Enter Misfit Wearables and the Misfit Shine, a sleek and stylish wearable activity monitor.  The Shine is one of the more attractive activity monitoring devices and is marketed in part as a fashion accessory.

At first glance, the less-than-10-gram metal disc looks like a quarter.  It’s about the same size, and the aluminum face of the device has no screen.  Instead, a ring of twelve LEDs around its perimeter are used to communicate activity status and also the time.

Using a 3-axis accelerometer, the Shine can differentiate between a number of activities, including sleep, walking, swimming (yes, it’s waterproof), and tennis.  , Misfit claims that the device will last a lifetime, and there’s no reason to disbelieve the claim.
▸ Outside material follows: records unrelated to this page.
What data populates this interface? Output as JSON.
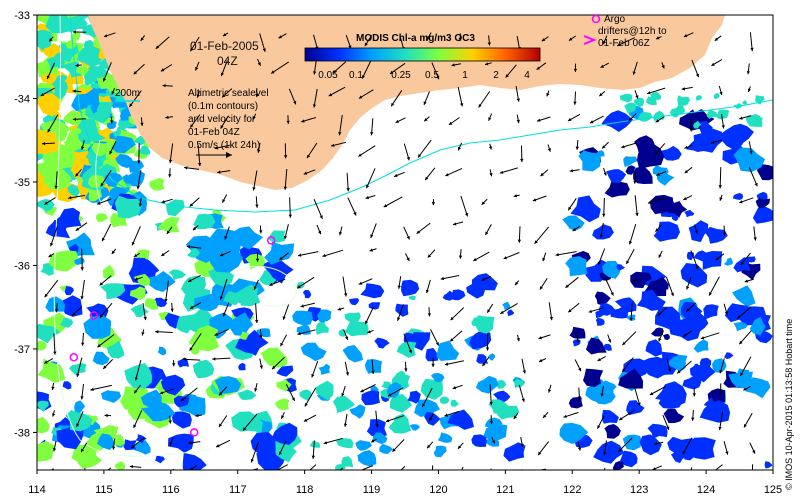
{
  "map": {
    "date_line1": "01-Feb-2005",
    "date_line2": "04Z",
    "bathy_label": "200m",
    "altimetry_note": [
      "Altimetric sealevel",
      "(0.1m contours)",
      "and velocity for",
      "01-Feb 04Z",
      "0.5m/s (1kt 24h)"
    ],
    "argo_note": [
      "Argo",
      "drifters@12h to",
      "01-Feb 06Z"
    ],
    "credit": "© IMOS 10-Apr-2015 01:13:58 Hobart time",
    "x_ticks": [
      "114",
      "115",
      "116",
      "117",
      "118",
      "119",
      "120",
      "121",
      "122",
      "123",
      "124",
      "125"
    ],
    "y_ticks": [
      "-33",
      "-34",
      "-35",
      "-36",
      "-37",
      "-38"
    ],
    "colorbar": {
      "title": "MODIS Chl-a mg/m3 OC3",
      "labels": [
        "0.05",
        "0.1",
        "0.25",
        "0.5",
        "1",
        "2",
        "4"
      ],
      "colors": [
        "#00008f",
        "#0030ff",
        "#00a0ff",
        "#20e0c0",
        "#80ff40",
        "#ffd000",
        "#ff6000",
        "#b00000"
      ]
    },
    "colors": {
      "land": "#f9c99d",
      "ocean": "#ffffff",
      "isobath": "#00e0e0",
      "contour": "#e0ffe0",
      "argo": "#ff00ff",
      "arrow": "#000000"
    },
    "argo_floats": [
      {
        "lon": 117.5,
        "lat": -35.7
      },
      {
        "lon": 114.85,
        "lat": -36.6
      },
      {
        "lon": 114.55,
        "lat": -37.1
      },
      {
        "lon": 116.35,
        "lat": -38.0
      }
    ],
    "argo_legend_icon": "circle-marker-icon",
    "drifter_legend_icon": "chevron-arrow-icon"
  }
}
While its soft aluminum surface is susceptible to minor scratches, the patina will just add character to the device.


The Shine is accompanied by no written instructions to speak of.  A fairly straightforward diagram of images helped me remove the Shine from its case and insert the battery, although it took a few tries to align the two pieces of casing properly.  A small metal wedge comes with the Shine and is used to pop it open to swap out the CR2 battery, which lasts between four and six months’ use.

At this point I knew my Shine wasn’t ready to use yet, but I was a little bewildered as to what to do next.  I turned to the Internet for help, and discovered that the Shine needs to be synched with a Bluetooth Low Energy (BLE)-enabled device to complete setup.  I whipped out my iPad Mini and, a few moments later, had entered my height, weight, and age, and linked the Shine with my new account.


The Shine may be attached to shoes, belts, eyeglasses, or can be attached to clothing using the included magnetic clasp.  An optional sports band is available ($19.95) and lets users wear the Shine on arms or wrists.  Alternatively, it may be just placed in a pocket.  Other accessories, including a leather wristband and necklace are sold separately at $49.95 each.

I wore the Shine around my wrist using the leather band, and set up a goal of 1,200 points a day, achievable through two hours of walking, 45 minutes of running, or an hour of swimming.

Throughout the day, I checked my progress by double tapping the face of the Shine and watching the LEDs light up.  One has to imagine that the device is a circular loading bar and lights will progress clockwise as one gets closer to reaching his goal.  When all the LEDs are lit, the day’s goal has been met.

Triple-tapping the Shine is used to switch the type of activity being monitored.  At the present, it can only alternate between walking and one other activity that is pre-selected in the Misfit Labs tab (under My Shine in the app) which currently offers only a choice between cycling, swimming, tennis, basketball, or soccer.